Reviews

Thomas Cohen
Bloom Forever

(PIAS)

8/10

“There’s nothing more a perverted ear with a certain outlook can find out from this record,” Thomas Cohen told Loud and Quiet earlier this year; a kind of defensive disclaimer ahead of his debut solo LP release. All the same, there’s undeniably a sense of emotional voyeurism in hearing the 25-year-old widower of Peaches Geldof sing couplets like “I will hold on to/The part of me that is in love with you” about his late wife.

‘Bloom Forever’ roughly chronologically charts the birth of Cohen’s two young children, the passing of their mother and their father’s progression from the depths of grief to acceptance. Cohen is right in that this isn’t the place for lurid detail about his deceased partner, her battle with drug use or her passing. What it is, though, is a searingly honest account of a young man’s loss of the one he loved most.

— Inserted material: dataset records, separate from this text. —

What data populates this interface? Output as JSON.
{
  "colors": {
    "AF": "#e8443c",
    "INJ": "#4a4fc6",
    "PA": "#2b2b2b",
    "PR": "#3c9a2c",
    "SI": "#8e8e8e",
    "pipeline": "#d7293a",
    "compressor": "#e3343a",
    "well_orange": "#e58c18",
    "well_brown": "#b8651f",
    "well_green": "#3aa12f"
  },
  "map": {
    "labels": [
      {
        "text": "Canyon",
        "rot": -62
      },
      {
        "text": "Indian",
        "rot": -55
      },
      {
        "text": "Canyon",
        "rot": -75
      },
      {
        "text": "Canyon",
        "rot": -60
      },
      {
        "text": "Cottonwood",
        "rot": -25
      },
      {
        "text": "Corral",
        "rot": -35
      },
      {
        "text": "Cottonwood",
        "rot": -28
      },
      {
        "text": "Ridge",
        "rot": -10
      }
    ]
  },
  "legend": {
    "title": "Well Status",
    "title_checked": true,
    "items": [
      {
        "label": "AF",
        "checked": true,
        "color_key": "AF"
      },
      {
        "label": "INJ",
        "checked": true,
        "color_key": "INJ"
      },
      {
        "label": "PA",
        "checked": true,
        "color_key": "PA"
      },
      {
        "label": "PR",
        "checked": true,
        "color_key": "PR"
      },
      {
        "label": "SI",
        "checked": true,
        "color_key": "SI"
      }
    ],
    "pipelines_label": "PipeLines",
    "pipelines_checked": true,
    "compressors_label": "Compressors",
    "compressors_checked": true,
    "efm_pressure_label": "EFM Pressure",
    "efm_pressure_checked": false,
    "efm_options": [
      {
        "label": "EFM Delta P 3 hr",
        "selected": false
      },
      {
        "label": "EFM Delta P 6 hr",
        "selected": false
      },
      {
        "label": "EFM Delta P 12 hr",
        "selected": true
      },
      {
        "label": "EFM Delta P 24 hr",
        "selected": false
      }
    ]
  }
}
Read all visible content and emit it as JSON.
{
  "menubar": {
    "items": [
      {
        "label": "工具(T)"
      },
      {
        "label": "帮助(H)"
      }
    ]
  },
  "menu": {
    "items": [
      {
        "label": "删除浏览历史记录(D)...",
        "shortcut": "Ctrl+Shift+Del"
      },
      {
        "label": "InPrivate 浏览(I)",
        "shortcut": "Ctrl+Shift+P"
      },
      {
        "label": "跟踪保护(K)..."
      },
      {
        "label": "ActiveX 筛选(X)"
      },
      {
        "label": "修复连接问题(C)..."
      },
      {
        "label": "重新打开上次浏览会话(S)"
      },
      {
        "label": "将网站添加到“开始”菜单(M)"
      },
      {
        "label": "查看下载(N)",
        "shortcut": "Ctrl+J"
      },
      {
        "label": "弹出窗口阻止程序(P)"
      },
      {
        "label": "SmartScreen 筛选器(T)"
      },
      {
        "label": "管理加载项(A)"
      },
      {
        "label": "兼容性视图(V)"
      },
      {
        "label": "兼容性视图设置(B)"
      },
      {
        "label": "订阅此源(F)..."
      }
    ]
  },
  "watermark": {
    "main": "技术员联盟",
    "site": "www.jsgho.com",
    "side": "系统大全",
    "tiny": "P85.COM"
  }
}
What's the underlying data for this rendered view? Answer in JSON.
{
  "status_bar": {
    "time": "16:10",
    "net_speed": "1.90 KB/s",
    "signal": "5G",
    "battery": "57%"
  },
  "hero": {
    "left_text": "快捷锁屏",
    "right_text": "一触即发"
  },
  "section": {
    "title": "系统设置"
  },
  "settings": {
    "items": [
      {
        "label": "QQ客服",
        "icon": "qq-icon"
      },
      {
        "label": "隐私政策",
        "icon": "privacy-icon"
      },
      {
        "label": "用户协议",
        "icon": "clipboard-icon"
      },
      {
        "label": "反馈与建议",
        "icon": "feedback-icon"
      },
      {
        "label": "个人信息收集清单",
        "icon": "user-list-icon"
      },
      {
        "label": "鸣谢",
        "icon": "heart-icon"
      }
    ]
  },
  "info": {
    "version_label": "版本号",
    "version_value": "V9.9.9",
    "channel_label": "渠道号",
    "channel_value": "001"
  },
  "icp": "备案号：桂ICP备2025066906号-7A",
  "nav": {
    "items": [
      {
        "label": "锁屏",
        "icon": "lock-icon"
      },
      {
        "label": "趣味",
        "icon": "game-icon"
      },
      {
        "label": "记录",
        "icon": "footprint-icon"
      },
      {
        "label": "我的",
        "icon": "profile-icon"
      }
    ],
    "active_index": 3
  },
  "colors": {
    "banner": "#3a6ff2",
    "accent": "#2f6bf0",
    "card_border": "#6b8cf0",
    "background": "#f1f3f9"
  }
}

Having recorded much of the album in Reykjavik, the former S.C.U.M. vocalist has parlayed influences from people like Van Morrison and Scott Walker into a deeply personal singer-songwriter’s album of seventies-style bluesy Americana and languid piano ballads. From jazzy six-minute opener ‘Honeymoon’ (replete with sax solo) through the painful ‘Country Home’ and cathartic closer ‘Mother Mary’, this is the album Cohen simply needed to make.